Where two or more requirements are provided in a section and it is the legislative intent that all of the requirements must be fulfilled in order to comply with the statute, the conjunctive "and" should be used. Where a failure to comply with any requirement imposes liability, the disjunctive "or" should be used . There has been, however, so great laxity in the use of these terms that courts have generally said that the words are interchangeable and that one may substituted for the other, if consistent with the legislative intent. 9 [emphasis added.]

A significant body of case law illustrates and confirms this principle. 10 Thus, the use of the "established and maintained" phrase in §414(d) does not necessarily mandate that a plan meet both criteria in order to be considered a governmental plan subject to the nondiscrimination moratorium. Both the legislative history of the definition of governmental plan and the actual text of the moratorium provisions indicate that current sponsorship of a plan by a governmental employer is the single criterion for determining governmental plan treatment.

The legislative history of ERISA indicates that the special rules concerning vesting, participation and funding are for "plans sponsored by State and local governments." 11

Additionally, the new sections of the Code exempt "a governmental plan (within the meaning of section 414(d)) maintained by a State or local government or political subdivision thereof (or agency or instrumentality thereof)" from various nondiscrimination requirements. 12 So the ERISA legislative history focuses on the current sponsorship of the plan, and the Code’s nondiscrimination provisions use a maintenance requirement for determining whether a plan falls under the moratorium.

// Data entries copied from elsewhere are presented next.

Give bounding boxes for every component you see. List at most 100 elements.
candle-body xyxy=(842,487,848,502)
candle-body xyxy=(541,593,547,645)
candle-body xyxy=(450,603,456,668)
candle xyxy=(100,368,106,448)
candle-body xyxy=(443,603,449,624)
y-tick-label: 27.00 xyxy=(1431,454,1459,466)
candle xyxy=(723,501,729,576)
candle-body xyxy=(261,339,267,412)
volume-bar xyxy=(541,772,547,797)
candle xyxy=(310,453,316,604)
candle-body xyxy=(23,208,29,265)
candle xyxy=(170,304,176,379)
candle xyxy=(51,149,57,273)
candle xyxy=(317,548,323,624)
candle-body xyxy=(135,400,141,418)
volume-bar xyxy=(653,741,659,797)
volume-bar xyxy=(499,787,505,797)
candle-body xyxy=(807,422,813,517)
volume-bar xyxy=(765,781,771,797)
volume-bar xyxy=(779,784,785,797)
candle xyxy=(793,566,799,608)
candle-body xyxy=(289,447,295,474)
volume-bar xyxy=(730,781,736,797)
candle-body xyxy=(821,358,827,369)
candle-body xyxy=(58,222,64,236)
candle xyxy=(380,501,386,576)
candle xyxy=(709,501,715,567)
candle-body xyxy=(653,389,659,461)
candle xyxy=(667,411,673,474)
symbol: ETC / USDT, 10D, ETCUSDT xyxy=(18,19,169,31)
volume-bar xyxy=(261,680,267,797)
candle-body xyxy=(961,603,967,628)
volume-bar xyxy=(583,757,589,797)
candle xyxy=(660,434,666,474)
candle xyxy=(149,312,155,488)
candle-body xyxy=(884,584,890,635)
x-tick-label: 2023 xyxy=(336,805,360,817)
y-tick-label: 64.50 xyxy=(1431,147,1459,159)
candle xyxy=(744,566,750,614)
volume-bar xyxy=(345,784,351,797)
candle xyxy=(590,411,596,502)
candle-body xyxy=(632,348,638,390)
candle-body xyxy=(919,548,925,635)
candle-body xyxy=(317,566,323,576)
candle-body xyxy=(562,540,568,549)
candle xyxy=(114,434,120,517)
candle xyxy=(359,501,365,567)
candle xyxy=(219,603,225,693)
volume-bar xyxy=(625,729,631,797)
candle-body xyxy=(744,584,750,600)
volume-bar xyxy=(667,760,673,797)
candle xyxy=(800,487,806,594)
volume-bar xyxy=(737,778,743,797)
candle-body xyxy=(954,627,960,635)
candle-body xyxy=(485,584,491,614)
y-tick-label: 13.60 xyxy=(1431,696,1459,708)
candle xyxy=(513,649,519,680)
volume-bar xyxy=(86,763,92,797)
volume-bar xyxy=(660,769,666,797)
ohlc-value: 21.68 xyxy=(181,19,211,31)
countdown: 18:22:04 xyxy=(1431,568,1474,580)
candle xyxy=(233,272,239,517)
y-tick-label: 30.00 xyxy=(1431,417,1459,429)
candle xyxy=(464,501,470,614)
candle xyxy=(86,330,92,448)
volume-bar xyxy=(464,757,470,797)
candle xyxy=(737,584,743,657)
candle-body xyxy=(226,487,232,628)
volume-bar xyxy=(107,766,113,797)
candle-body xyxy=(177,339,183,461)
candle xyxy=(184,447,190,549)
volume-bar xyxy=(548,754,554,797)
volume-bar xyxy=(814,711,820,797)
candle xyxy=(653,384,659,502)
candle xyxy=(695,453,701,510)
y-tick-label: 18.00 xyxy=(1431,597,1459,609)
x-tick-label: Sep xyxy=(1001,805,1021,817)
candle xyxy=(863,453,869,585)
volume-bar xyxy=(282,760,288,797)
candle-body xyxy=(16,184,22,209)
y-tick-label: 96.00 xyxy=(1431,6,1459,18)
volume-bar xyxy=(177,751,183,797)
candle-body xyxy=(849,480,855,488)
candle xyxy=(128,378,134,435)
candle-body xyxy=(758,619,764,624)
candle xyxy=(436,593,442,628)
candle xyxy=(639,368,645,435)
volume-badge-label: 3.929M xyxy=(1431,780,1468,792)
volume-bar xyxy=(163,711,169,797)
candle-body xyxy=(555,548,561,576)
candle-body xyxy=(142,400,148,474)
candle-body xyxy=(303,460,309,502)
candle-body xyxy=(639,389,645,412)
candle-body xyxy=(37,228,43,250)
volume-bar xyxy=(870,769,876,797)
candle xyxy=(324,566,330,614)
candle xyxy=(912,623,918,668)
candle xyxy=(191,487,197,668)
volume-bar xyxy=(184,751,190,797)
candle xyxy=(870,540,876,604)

The IRS should issue guidance consistent with the clear Congressional intent that plans currently maintained by governmental employers are considered governmental plans and exempt from the nondiscrimination requirements. Accordingly, plans initiated by private employers but currently sponsored by governmental employers should be considered governmental plans exempt from the nondiscrimination requirements, and plans initiated by governmental employers but currently sponsored by private employers are not governmental plans and are not exempt from the nondiscrimination requirements. Such a position would not only follow the congressional intent, but also provide a unified policy and definition of governmental plan for all purposes of ERISA and the Code.